The healing properties of ginger root contain compounds such as gingerols and shogals, which make it an excellent remedy for upset stomachs. To get the full benefits of its healing properties ginger root should be allowed to stay and grow for long durations in order to become hotter and spicier.
Over the years, I have grown many varieties of peppermint in my garden, such as orange, chocolate and pineapple; however, nothing compares to what I refer to as the basic variety of mint, peppermint.
Peppermint can grow up to three feet tall and bloom from July through August with tiny purple flowers. A native to Europe and Asia, it has become naturalized in North American and I have even found it growing in the wild. It has square, slightly hairy stems and dark green fragrant leaves.

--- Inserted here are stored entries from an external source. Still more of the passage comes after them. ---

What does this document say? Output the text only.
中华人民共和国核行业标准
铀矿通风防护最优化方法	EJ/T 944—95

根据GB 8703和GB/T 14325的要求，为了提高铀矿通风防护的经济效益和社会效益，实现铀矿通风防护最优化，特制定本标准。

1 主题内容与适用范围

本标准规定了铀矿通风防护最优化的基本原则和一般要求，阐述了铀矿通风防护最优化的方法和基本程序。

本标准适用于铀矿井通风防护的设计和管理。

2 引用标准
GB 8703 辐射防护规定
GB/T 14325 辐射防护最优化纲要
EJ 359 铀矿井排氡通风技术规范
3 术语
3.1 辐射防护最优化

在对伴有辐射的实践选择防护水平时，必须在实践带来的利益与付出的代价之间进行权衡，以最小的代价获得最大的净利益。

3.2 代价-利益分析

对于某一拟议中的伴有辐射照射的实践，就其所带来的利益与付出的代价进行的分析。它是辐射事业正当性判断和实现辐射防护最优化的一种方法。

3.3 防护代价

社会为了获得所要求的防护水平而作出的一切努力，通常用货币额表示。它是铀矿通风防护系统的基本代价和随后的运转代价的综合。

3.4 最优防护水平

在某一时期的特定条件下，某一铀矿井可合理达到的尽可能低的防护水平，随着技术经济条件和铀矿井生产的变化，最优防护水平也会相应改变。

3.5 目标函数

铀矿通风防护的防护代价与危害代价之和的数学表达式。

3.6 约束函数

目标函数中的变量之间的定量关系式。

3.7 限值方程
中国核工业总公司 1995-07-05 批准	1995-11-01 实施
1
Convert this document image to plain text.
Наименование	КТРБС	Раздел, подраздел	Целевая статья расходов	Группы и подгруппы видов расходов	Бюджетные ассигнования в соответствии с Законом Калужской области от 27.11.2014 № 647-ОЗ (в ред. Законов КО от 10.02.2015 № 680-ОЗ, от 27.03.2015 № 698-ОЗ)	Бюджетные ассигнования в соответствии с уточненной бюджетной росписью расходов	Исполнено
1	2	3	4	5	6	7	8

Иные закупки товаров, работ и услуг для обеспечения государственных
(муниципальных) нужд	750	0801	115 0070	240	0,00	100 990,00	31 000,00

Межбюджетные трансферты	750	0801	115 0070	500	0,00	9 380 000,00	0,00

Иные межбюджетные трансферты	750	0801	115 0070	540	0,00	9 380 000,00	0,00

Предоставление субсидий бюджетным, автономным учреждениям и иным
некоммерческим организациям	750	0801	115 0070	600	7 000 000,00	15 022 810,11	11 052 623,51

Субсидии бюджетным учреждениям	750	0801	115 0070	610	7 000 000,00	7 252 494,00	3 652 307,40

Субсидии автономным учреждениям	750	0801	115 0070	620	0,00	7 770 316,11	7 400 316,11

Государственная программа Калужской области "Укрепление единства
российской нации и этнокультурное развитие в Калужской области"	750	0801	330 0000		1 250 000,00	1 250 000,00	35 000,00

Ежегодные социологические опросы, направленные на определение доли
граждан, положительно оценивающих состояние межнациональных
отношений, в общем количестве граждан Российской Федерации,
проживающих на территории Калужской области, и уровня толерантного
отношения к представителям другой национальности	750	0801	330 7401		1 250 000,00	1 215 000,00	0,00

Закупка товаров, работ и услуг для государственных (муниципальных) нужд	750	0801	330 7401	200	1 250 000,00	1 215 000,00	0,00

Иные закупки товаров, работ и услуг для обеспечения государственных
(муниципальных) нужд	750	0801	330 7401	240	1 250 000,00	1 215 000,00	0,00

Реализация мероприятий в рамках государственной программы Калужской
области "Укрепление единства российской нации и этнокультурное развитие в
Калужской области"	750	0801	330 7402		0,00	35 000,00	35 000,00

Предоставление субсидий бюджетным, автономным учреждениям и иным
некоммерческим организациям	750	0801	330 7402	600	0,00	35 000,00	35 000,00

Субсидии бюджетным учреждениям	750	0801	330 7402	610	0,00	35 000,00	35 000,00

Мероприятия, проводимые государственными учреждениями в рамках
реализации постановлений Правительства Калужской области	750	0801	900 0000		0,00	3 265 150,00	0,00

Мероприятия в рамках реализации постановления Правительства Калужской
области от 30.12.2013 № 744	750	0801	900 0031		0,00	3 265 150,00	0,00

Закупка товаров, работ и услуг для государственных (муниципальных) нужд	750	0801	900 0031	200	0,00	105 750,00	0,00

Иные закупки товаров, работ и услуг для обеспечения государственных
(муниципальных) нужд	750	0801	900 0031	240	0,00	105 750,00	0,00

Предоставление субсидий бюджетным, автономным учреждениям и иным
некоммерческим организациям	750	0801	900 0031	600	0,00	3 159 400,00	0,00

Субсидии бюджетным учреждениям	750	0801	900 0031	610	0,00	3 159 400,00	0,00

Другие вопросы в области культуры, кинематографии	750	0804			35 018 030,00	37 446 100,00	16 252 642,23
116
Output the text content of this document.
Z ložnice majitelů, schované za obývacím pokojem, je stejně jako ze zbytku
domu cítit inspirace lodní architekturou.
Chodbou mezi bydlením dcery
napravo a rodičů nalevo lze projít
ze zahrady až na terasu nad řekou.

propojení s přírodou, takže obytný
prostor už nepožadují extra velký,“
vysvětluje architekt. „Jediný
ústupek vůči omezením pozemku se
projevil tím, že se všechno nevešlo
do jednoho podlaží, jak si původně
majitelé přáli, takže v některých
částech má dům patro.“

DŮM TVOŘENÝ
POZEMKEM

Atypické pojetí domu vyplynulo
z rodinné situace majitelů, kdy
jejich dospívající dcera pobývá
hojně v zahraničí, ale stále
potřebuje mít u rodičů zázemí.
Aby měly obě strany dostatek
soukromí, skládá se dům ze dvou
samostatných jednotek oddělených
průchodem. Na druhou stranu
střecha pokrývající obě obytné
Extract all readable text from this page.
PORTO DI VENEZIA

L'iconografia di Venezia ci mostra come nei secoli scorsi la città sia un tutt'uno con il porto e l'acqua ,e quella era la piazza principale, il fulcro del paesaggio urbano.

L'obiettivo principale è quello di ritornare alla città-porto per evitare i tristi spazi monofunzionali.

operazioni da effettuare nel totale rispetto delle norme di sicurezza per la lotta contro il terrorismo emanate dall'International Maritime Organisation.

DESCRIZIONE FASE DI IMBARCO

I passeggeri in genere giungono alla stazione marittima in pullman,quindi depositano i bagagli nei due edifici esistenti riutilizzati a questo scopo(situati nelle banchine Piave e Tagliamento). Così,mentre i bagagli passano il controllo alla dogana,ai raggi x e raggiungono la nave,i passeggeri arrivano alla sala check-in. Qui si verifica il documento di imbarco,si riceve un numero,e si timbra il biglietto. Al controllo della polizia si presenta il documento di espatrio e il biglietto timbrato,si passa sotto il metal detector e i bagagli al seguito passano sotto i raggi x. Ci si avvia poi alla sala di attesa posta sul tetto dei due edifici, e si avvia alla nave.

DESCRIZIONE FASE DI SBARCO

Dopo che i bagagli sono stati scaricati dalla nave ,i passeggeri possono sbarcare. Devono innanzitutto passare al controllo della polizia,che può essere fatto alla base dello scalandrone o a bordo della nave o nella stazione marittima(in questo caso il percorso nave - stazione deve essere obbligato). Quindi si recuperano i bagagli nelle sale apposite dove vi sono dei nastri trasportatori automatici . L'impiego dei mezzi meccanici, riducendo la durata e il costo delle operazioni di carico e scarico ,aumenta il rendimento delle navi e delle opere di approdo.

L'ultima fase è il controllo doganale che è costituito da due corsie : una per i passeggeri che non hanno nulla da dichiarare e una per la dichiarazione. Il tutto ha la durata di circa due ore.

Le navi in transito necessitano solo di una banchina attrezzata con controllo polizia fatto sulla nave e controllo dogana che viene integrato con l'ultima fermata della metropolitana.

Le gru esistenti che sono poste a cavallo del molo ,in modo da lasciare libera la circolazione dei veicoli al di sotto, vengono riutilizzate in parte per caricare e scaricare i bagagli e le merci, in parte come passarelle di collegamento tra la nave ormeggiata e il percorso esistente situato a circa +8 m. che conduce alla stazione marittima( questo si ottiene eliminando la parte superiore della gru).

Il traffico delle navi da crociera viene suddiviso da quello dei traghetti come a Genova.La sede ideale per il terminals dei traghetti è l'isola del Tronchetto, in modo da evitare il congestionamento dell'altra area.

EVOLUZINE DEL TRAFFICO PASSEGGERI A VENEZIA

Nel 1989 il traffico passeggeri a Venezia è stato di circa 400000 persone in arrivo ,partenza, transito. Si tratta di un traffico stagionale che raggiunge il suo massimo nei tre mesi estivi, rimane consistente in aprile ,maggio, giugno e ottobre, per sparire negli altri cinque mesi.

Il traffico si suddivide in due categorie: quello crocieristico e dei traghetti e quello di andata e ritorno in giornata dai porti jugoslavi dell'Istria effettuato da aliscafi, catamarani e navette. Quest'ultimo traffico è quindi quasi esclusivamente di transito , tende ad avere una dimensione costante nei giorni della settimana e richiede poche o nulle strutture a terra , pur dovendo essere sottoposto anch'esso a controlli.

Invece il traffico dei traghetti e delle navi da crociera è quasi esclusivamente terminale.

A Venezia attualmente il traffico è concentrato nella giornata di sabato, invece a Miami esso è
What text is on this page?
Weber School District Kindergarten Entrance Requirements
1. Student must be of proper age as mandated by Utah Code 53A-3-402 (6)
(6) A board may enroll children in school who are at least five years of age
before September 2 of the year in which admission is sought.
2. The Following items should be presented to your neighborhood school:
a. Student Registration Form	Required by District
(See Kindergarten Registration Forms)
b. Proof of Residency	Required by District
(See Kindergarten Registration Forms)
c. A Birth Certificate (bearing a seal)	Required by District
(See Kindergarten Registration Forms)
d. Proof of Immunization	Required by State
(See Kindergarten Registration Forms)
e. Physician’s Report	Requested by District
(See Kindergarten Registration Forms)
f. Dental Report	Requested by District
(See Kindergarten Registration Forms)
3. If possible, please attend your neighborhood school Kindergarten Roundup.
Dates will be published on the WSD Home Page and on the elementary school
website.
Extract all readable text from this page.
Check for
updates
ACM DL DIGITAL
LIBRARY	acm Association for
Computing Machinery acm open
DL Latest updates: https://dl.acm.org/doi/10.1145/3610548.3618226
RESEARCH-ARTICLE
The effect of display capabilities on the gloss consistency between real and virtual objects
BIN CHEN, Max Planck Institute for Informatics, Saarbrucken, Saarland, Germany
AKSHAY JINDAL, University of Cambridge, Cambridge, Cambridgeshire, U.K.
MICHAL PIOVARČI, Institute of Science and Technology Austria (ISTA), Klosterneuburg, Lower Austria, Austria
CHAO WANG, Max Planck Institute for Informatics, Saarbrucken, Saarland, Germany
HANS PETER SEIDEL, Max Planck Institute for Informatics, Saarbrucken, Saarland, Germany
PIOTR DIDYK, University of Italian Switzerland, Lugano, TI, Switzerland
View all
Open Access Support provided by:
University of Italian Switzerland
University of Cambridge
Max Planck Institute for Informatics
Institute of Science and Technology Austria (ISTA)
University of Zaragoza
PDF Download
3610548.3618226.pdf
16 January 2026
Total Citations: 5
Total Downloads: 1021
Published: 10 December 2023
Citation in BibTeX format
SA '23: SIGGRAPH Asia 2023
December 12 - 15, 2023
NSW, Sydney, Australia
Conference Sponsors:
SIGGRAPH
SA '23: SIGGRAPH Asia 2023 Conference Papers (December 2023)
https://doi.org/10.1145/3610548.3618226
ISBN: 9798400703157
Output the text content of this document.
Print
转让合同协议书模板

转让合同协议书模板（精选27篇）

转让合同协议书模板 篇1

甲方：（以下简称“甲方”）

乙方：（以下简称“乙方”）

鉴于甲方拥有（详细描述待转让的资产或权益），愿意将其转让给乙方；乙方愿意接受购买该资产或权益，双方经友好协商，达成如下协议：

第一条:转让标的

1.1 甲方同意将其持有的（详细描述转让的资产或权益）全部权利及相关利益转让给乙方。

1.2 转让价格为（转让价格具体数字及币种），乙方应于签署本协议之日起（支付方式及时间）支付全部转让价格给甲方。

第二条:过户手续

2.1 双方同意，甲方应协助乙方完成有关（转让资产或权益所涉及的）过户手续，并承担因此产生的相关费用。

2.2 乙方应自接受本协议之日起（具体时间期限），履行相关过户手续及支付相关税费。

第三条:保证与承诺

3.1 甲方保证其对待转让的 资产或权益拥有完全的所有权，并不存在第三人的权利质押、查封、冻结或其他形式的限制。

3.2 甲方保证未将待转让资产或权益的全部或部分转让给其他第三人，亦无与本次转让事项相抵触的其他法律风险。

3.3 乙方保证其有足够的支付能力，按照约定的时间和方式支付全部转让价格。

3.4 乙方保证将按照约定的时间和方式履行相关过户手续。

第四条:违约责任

Peppermint can grow in just about any kind of soil, but prefers well-drained, rich dirt. It is an invasive plant, as I found out, and can quickly grow beyond its allotted area. If planted near one of its cousins such as orange or pineapple mint, it will become the dominant mint, and the others will obtain the peppermint aroma, losing their original scent. Thus, if you want to grow different varieties of mint, make sure they are spaced several yards apart.
According to Herbal Musings, the healing property of peppermint is attributed to its active component of menthol, where the peppermint oil comes from. The compounds in the oil (thymol and eugenol), are the two that helps suppress indigestion occurring in the stomach.
Ginger Root and Peppermint Tea
Combining ginger root and peppermint together is a sure way to help or even prevent an upset stomach as they both help in the digestion of food. Add one teaspoon of grated ginger and one teaspoon of peppermint leaves to boiling water. Steep for three minutes and drain through a tea strainer or cheesecloth. I lightly mash my peppermint leaves before adding the hot water, as this seems to make a stronger mint taste.